Kalept, qui suit nos discussions, nos pensées, est intervenue pour nous faire renoncer au projet. Elle ne parvient pas à “quantifier correctement les risques”… Devant notre insistance… et notre assurance, probablement exagérée, elle finit par baisser les bras, en nous faisant promettre… la prudence.
Tous les six en robe éthaïre, assis confortablement au cœur de nos cellules miroir, nous nous projetons sur Jèmaté… et nous formons le cercle…
« Comment va-t-on retrouver Émi Wahé dans tout ce bazar ? demande Thomas, perplexe devant l’immensité qui nous entoure.
— Laisse-toi aller, répond Ève. Laissez-vous aller. On n’a qu’à traîner autour d’Upèr Igrèn. Je suis sûre qu’on finira par sentir quelque chose. C’est quand même là qu’on est nés !
— Tu y crois, toi, à l’appel des origines ? questionne Jade, l’air sceptique.

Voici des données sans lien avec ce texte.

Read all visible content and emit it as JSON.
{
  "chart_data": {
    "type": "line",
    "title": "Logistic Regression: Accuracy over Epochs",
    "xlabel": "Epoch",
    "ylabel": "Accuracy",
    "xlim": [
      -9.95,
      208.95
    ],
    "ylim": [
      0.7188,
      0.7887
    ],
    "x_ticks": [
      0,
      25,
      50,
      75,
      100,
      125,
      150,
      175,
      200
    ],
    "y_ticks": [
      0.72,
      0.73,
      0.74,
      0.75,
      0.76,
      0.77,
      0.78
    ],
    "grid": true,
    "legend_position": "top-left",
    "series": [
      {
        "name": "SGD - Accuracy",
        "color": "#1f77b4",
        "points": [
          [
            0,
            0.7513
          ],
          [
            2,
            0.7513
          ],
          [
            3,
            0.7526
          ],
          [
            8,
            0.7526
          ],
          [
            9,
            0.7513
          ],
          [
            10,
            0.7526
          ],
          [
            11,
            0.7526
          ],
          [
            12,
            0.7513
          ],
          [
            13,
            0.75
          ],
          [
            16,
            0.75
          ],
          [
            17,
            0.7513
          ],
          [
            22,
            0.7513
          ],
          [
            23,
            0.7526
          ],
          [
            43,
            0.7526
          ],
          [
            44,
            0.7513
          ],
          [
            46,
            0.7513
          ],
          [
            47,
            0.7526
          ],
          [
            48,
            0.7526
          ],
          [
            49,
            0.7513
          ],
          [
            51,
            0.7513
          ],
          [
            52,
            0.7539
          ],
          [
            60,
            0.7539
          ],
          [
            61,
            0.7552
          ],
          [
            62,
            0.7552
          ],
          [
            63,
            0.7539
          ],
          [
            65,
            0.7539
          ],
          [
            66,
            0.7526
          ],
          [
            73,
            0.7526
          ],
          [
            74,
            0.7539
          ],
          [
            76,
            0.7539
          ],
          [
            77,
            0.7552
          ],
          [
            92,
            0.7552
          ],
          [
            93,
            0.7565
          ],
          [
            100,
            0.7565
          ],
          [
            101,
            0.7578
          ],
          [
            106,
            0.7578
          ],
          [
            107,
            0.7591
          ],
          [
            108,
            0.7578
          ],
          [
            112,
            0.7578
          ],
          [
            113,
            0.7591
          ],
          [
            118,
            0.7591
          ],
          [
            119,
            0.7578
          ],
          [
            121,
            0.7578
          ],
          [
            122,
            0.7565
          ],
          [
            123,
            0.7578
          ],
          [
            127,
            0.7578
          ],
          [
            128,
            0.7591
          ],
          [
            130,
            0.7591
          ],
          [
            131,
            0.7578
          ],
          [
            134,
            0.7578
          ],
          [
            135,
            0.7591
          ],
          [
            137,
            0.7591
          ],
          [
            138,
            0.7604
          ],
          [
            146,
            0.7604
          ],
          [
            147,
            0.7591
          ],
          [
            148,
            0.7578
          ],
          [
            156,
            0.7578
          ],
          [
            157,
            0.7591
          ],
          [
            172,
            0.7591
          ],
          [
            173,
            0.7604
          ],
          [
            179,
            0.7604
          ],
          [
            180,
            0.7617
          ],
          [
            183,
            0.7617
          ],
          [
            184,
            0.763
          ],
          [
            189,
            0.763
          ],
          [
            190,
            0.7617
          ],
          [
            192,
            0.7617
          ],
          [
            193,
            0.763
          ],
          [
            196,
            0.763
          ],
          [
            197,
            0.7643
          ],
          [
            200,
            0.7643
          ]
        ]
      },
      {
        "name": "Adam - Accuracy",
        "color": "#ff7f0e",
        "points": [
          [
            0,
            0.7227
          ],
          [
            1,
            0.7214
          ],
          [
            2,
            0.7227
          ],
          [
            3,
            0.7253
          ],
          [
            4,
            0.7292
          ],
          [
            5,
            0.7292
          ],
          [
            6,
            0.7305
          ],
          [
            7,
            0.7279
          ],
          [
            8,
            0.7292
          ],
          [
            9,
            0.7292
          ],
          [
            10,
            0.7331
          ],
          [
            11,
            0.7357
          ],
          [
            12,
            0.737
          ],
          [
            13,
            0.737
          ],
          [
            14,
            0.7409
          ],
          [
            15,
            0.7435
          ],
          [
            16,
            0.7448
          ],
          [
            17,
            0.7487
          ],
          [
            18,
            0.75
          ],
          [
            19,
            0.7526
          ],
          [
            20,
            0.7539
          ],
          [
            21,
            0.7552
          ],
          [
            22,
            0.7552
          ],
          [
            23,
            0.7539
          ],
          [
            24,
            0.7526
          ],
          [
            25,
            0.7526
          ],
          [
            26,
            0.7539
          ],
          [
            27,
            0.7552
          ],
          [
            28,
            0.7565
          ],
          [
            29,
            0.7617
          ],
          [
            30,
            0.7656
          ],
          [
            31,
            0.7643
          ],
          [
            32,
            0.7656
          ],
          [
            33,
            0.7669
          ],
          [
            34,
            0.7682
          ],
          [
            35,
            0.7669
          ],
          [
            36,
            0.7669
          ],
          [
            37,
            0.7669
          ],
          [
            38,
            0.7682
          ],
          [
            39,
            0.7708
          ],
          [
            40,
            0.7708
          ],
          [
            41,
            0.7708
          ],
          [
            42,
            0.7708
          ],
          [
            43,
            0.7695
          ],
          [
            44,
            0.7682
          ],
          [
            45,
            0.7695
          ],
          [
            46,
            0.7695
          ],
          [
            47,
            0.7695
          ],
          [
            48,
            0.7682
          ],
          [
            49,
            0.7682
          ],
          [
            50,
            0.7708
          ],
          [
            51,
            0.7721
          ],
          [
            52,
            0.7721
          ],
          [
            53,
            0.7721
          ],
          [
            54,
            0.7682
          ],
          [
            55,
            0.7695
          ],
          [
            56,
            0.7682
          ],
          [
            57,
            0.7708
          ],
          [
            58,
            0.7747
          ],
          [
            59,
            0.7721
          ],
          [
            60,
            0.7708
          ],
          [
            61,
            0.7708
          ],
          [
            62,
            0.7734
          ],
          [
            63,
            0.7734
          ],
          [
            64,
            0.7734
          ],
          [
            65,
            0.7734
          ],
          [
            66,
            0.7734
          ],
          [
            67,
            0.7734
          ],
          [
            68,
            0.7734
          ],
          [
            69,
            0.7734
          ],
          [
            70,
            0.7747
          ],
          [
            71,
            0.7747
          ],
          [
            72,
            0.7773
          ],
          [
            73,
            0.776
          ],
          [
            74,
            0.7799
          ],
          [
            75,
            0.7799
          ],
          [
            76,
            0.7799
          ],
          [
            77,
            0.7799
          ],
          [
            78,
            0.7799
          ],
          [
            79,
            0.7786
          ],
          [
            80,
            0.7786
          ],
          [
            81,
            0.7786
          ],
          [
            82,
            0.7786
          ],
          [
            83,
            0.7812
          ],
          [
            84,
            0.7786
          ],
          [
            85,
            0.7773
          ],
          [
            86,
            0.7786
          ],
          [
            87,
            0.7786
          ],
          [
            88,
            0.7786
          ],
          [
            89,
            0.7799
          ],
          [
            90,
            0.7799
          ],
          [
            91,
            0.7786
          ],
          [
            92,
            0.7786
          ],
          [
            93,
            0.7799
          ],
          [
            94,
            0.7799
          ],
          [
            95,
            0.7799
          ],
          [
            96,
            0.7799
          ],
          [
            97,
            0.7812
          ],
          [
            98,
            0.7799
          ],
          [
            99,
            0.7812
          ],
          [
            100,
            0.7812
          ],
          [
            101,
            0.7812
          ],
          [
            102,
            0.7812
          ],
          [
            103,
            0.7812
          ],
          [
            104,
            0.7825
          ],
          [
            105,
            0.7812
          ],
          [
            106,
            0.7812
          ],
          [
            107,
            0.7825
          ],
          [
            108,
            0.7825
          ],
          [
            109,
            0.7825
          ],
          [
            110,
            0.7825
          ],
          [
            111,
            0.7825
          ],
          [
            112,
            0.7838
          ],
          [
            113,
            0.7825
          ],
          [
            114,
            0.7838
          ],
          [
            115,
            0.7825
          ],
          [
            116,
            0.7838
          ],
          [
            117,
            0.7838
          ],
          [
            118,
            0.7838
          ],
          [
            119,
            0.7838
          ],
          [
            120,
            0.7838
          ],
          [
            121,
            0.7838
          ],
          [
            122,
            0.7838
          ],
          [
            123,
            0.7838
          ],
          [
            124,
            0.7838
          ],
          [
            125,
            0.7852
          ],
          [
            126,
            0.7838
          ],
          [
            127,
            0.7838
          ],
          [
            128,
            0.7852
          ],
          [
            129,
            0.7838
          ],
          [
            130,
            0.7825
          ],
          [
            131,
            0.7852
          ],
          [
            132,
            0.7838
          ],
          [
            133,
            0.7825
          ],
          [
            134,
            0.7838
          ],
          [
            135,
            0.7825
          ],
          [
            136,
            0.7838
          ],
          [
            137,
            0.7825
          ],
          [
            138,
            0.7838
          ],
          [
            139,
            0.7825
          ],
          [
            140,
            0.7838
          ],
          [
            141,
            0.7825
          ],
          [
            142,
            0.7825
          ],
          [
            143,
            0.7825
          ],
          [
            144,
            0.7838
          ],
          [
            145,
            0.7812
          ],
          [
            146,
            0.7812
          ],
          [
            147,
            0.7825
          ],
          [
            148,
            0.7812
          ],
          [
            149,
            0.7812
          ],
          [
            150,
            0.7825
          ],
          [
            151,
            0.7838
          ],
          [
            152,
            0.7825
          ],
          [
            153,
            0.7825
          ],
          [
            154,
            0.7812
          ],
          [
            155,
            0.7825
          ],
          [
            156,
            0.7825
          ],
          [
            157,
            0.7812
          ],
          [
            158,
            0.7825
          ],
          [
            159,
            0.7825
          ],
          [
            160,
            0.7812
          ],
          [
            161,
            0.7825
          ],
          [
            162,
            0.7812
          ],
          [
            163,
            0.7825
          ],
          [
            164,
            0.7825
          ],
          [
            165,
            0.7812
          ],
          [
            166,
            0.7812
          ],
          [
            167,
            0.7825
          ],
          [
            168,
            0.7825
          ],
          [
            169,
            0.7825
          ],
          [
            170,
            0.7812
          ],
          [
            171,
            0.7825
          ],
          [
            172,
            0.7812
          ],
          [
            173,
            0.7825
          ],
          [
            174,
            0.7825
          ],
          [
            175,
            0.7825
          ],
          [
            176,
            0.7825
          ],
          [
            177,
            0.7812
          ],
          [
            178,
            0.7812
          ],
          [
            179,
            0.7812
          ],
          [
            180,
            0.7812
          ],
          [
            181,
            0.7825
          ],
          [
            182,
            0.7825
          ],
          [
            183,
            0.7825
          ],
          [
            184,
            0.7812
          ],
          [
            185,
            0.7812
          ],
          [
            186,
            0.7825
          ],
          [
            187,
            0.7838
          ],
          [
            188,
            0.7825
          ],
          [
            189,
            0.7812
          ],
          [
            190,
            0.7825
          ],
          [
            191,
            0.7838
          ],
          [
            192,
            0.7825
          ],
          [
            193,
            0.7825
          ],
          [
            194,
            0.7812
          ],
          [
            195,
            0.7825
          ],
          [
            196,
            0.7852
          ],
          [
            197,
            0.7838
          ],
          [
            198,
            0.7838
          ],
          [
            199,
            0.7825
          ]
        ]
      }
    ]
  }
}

— Euh… intervient Mel. J’veux pas vous déranger, mais…
— Mais quoi ? demande Thomas.
— T’as senti quelque chose, répond Ève. Moi aussi ! Venez ! »
Ève nous entraîne dans une course folle, au travers d’un fantastique spectacle de cortèges d’objets célestes aux formes et couleurs extraordinaires. À mesure que nous progressons, je sens ce quelque chose d’indéfinissable grandir… le lien avec notre passé !
Le cœur beige rosé d’Émi Wahé apparaît. Ses deux bras spiraux, d’un même brun noisette que nos yeux, Jade et moi, sont constellés de lueurs roses et bleues. Les souvenirs de nos premiers déplacements extracorporels me reviennent.
« Émi Wahé ! » Nous plongeons vers le système binaire d’Ir’ Is Ob’ Is… et nous ralentissons.
« Ça vous dit d’jouer un peu… les touristes ? propose Ève.
— Les touristes ?
— Oui. Vous voyez cette petite planète… là-bas ? La plus proche d’Ob’ Is, l’étoile jaune-orangé.
— Ob’ Dan ! grimace Thomas.
— Oui. Eh ben quoi ? s’étonne Ève.
— Tu sais bien qu’la planète est interdite !
— Justement ! C’est ça qu’est intéressant ! rétorque Mel.
— À l’époque, j’avais pas pensé faire un tour, remarque Ève. Là, j’ai envie d’rattraper le temps perdu.
— Mais… si la planète est interdite, juge Éoïah, c’est qu’il y a une raison.
— Il paraît qu’il y a une plante aux vertus spéciales. Elle immuniserait contre le virus !
— Hein ?! Alors c’est trop dangereux ! s’exclame Éoïah qui semble tomber des nues. Et si on perdait nos pouvoirs ?
— On ne risque rien sous la forme d’esprit, réplique Mel.
— Qu’est-ce que t’en sais ? riposte Éoïah.
— On n’en sait rien, mais on est curieux, rétorque Ève.
— Mmm… » Éoïah hoche négativement la tête. « J’la sens vraiment pas c’t’histoire.
— Ou alors… on s’approche juste un peu… pour voir, propose Jade.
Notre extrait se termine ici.